— А где Лигуэт? — из полумрака спросил Клиховский.
Володя посмотрел на него с непониманием. Фон Дитц шевельнулся.
— Мне знаком ваш голос, — сказал он. — Покажитесь.
Клиховский поправил фонарь, чтобы его лицо попало в луч.
— А, это вы… — протянул фон Дитц. — Восхищён вашей потрясающей живучестью! Значит, не напрасно я избавил вас от петли в Штутгофе.
— Где Лигуэт? — бесстрастно повторил Клиховский.
— Ваша игрушка у Людерса, — печально улыбнулся фон Дитц. — Этот простак намеревается снова торжественно вручить её гауляйтеру.
— Про что вы го-говорите? — вклинился Володя.
— О, это такая давняя история… — вздохнул фон Дитц. — Господин солдат, дайте мне сигарету. Только мою, пожалуйста, русские не для меня.
Володя раскрыл портсигар фон Дитца и вынул сигарету.
— Разрешите я сам возьму, — виновато сказал фон Дитц. — Чужие пальцы, знаете ли… Я брезглив.
Володя фыркнул и протянул портсигар. Фон Дитц поднял связанные руки, неловко выколупал сигарету и сунул в рот. Володя чиркнул зажигалкой.
Лицо немца, озарённое огоньком зажигалки, внезапно исказилось. Рот страдальчески изогнулся, и сигарета выпала. Глаза полезли из орбит, точно их изнутри выпирала какая-то сила. Фон Дитц захрипел, оседая набок.
«Яд!» — понял Володя. В сигарете адъютанта была ампула с ядом!
Володя схватил немца за одежду на груди, словно мог удержать от смерти, как от падения. Но фон Дитца уже трясло в агонии.
А Клиховский смотрел на умирающего адъютанта с мистическим ужасом. Клиховского словно опять возносило на какой-то тёмной и мощной волне. Всё это уже однажды произошло! Когда-то он уже терял проводника к Лигуэту!.. Ощущение можно было принять за дежавю, но Клиховский совершенно точно знал: пробуждённое воспоминание — не из его жизни.

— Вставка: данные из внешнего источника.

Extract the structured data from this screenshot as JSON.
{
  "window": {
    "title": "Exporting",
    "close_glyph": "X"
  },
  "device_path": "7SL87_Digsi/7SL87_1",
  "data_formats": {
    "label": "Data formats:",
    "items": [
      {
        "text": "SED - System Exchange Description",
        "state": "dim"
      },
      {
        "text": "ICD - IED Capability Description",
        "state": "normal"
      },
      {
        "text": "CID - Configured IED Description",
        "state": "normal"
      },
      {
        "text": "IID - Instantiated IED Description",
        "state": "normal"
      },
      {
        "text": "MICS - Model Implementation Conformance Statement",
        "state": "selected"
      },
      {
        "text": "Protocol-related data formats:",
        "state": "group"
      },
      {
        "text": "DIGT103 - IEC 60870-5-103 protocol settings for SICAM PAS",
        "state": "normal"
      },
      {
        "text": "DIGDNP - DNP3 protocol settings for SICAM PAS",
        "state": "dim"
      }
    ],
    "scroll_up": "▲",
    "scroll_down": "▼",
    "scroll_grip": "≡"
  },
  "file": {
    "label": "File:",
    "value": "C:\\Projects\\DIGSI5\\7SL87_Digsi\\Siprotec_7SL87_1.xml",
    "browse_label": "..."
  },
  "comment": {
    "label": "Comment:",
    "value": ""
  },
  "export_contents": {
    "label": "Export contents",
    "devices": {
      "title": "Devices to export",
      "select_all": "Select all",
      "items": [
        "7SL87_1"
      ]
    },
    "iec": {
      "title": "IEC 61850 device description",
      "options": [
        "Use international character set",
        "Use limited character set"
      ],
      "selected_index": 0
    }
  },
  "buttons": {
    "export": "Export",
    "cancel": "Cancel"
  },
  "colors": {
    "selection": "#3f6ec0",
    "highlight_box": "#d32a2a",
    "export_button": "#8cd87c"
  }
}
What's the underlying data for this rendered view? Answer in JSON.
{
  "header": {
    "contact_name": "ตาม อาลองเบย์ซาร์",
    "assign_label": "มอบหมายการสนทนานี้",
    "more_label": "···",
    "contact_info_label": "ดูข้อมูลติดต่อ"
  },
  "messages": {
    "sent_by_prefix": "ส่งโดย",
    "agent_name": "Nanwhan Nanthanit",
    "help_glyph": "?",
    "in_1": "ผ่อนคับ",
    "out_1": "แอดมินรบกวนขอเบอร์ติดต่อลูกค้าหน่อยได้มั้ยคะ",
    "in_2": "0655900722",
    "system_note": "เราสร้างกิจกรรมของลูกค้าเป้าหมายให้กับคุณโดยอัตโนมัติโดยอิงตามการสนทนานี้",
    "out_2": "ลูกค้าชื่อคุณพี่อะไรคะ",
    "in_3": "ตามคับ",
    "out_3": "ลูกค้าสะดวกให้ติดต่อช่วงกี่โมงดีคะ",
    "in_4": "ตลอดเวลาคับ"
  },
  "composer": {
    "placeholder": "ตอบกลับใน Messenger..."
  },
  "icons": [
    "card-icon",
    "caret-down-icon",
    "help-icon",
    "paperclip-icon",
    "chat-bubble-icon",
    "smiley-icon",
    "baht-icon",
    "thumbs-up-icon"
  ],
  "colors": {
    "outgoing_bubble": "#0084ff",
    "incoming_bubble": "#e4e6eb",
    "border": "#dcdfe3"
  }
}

Оно из жизни предка, из родового наследия… или из родового проклятия. В перемещении смутных пространств и неясных образов медленно всплыло забытое имя: Хубберт!
В этой келье даже в полдень царил полумрак: тонкие роговые пластины в резном переплёте каменной рамы почти не пропускали света. В замке было зябко и летом, а зимой зуб на зуб не попадал, и перед работой Сигельд отогревал чернильницу на груди под накидкой-юбервурфом. Иней затягивал тёмные углы каморки, свод зарос изморозью, и багровые кирпичи от стужи казались сизыми, как мороженое мясо. Но Рето не роптал и ни о чём не жалел. Может, его согревала близость Сигельда. А может, солнце Палестины.
Всё вокруг меркло, и сквозь страницы хроник Рето видел синее море и сказочную Акру — её грязные дома, рынки, мечети, порт и башни крепости. Рыцарское войско осаждало город, изнывая от жары и зловония, ползущего из трупного рва у Проклятой башни. Крестоносцев косила малярия, не щадившая ни вельмож, ни епископов. Под стенами Акры купцы из Бремена и Любека устроили лазарет для соотечественников. Его разместили в старом корабле, брошенном у прибоя. Вокруг лазарета сложилось братство немецких рыцарей. Оно и стало Тевтонским орденом — третьим орденом в Святой земле. Рыцари ордена Храма, тамплиеры, разделили с тевтонцами долг борьбы с язычниками, а рыцари ордена Святого Иоанна, госпитальеры, — обет спасения немощных.